Collier died from acute myeloid leukemia on November 1, 2019, at age 80, in a hospital in Sacramento, California.

==Works==

===Co-authored with David Horowitz===

- The Rockefellers: An American Dynasty Summit Books (1976) ISBN 978-0671677886
- The Kennedys: An American Drama Encounter Books (1984) ISBN 1893554317
- The Fords: An American Epic Encounter Books (1987) ISBN 1893554325
- Destructive Generation Encounter Books (1989) ISBN 1594030820
- Deconstructing the Left: From Vietnam to the Clinton Era ISBN 978-0819183156
- The Roosevelts: An American Saga Simon & Schuster (1994) ISBN 978-0684801407
- The Heterodoxy Handbook: How to Survive the PC Campus (editor and contributor) Regnery Publishing (1994) ISBN 978-0895267313
- The Race Card: White Guilt, Black Resentment, and the Assault on Truth and Justice (editor and contributor) Prima Lifestyles (1997) ISBN 978-0761509424
- The Anti-Chomsky Reader Encounter Books (2004) ISBN 978-1893554979

===Novels===
- Downriver Dell Pub Co (1978) ISBN 978-0440118305
- Things in Glocca Morra Encounter (2021)

===Non-fiction===

- When Shall They Rest?

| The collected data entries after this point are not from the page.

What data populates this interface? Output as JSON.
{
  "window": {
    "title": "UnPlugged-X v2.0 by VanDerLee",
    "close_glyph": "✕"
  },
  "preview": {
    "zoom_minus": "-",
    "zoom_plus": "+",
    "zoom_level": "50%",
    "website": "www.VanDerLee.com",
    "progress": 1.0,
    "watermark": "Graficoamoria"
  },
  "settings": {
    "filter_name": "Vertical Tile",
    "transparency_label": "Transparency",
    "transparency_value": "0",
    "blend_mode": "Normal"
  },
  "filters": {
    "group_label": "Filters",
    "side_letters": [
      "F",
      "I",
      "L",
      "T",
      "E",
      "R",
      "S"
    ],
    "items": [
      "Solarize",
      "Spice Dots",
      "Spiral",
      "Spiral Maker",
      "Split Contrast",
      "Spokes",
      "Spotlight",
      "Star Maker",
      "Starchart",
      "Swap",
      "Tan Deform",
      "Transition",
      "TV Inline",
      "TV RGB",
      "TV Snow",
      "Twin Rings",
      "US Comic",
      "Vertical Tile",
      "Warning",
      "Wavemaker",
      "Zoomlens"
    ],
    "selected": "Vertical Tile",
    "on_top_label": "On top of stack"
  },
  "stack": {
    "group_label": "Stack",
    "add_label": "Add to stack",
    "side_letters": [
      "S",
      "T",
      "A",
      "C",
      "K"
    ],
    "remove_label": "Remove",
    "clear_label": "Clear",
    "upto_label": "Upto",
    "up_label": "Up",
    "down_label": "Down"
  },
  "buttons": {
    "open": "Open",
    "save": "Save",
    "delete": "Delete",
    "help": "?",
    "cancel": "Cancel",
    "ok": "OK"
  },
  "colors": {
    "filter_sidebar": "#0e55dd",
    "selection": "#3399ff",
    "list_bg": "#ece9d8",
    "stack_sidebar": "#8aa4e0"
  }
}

The Cherokees' Long Struggle with America Dell Publishing (1975) ISBN 978-0440993414
- Second Thoughts: Former Radicals Look Back at the Sixties (editor) Madison Books (1989) ISBN 978-0819171474
- Second Thoughts About Race in America (editor) Madison Books (1991) ISBN 978-0819182432
- The Fondas: A Hollywood Dynasty Berkley Books (1992) ISBN 978-0425131848
- Medal of Honor: Portraits of Valor Beyond the Call of Duty Book and Multimedia DVD with photography by Nick Del Calzo Artis (2003) ISBN 1579653146
- Political Woman: The Big Little Life of Jeane Kirkpatrick Encounter Books (2012) ISBN 978-1594036040
- Wings of Valor: Honoring America's Fighter Aces with photography by Nick del Calzo. Naval Institute Press (2016)

===Other===
- The King's Giraffe children's tale with Mary Jo Collier. Stephane Poulin (Illustrator) Simon & Schuster Books (1996) ISBN 978-0689806797
- Collier's short fiction has appeared in Triquarterly, Canto, the Seattle Review, and the Missouri Review.